类似AWK的文本处理

时间:2022-12-20 13:18:17
import re
 
class AwkUnhandledLine( RuntimeError ):
    pass
 
class Awk:
    """awk-like mapping from patterns to handlers."""
    def __init__(self):
        # Start without any patterns
        self.pats=[]
    def add(self,pattern,handler=None):
        # Add a pattern and its handler,
        # precompiling the pattern
        self.pats.append((re.compile(pattern),handler))
    def process(self,line):
        # Find the first pattern that matches the input,
        # and call the handler with the result of the match.

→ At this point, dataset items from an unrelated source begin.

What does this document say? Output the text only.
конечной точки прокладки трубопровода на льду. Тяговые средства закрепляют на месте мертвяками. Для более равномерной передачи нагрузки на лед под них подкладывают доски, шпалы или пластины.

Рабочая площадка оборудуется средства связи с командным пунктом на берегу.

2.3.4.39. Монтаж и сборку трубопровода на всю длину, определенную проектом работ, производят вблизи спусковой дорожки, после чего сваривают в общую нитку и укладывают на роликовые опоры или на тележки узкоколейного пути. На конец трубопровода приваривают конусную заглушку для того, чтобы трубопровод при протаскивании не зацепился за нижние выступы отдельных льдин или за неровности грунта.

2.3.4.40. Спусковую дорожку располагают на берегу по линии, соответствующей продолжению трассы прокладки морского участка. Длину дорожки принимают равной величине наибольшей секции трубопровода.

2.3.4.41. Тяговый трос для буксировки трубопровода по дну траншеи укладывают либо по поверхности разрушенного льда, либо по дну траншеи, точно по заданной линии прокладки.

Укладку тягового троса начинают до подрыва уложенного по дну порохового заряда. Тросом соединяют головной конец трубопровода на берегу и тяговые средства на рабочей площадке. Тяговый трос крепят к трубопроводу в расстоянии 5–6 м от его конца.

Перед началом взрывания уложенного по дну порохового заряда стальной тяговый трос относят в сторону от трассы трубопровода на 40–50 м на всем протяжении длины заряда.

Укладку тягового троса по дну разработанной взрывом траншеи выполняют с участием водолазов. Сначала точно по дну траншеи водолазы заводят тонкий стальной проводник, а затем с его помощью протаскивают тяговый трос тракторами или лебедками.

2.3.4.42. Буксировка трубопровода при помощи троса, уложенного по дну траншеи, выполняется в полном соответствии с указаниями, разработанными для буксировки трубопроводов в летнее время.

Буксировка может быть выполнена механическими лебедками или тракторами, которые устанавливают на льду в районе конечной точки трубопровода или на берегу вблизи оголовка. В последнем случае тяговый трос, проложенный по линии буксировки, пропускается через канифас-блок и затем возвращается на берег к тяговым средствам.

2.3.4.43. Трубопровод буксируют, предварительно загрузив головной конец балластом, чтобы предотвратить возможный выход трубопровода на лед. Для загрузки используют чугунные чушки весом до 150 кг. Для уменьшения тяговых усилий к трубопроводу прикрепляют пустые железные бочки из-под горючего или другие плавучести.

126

        for pat, handler in self.pats:
            m = pat.match(line)
            if m:
                if callable(handler):
                    return handler(**m.groupdict())
                else:
                    return handler
        raise AwkUnhandledLine( line )
 
class AwkFileInput(Awk):
    def __init__(self):
        import fileinput
        self.fileinput = fileinput
        Awk.__init__(self)
    def processinput(self):
        for line in self.fileinput.input():
            try:
                self.process(line)
            except AwkUnhandledLine, e:
                raise AwkUnhandledLine(
                    "Don't understand line %d of file %s: %s" %
                    (fileinput.filelineno(),
                     fileinput.filename(),
                     line) )
 
# example:
 
def handle_thing(name=None,num=0):
    if name:
        print name, "=", float(num)
    else:
        print float(num), "has no name"
 
def example():
    a = AwkFileInput()
    a.add("^#") # Ignore comments (handler==None)
    a.add("^(?P<num>\d+\.\d+)", handle_thing) # Print numbers
    a.add("^(?P<name>\w+)\s+(?P<num>\d+)", handle_thing) # Print named numbers
    a.processinput()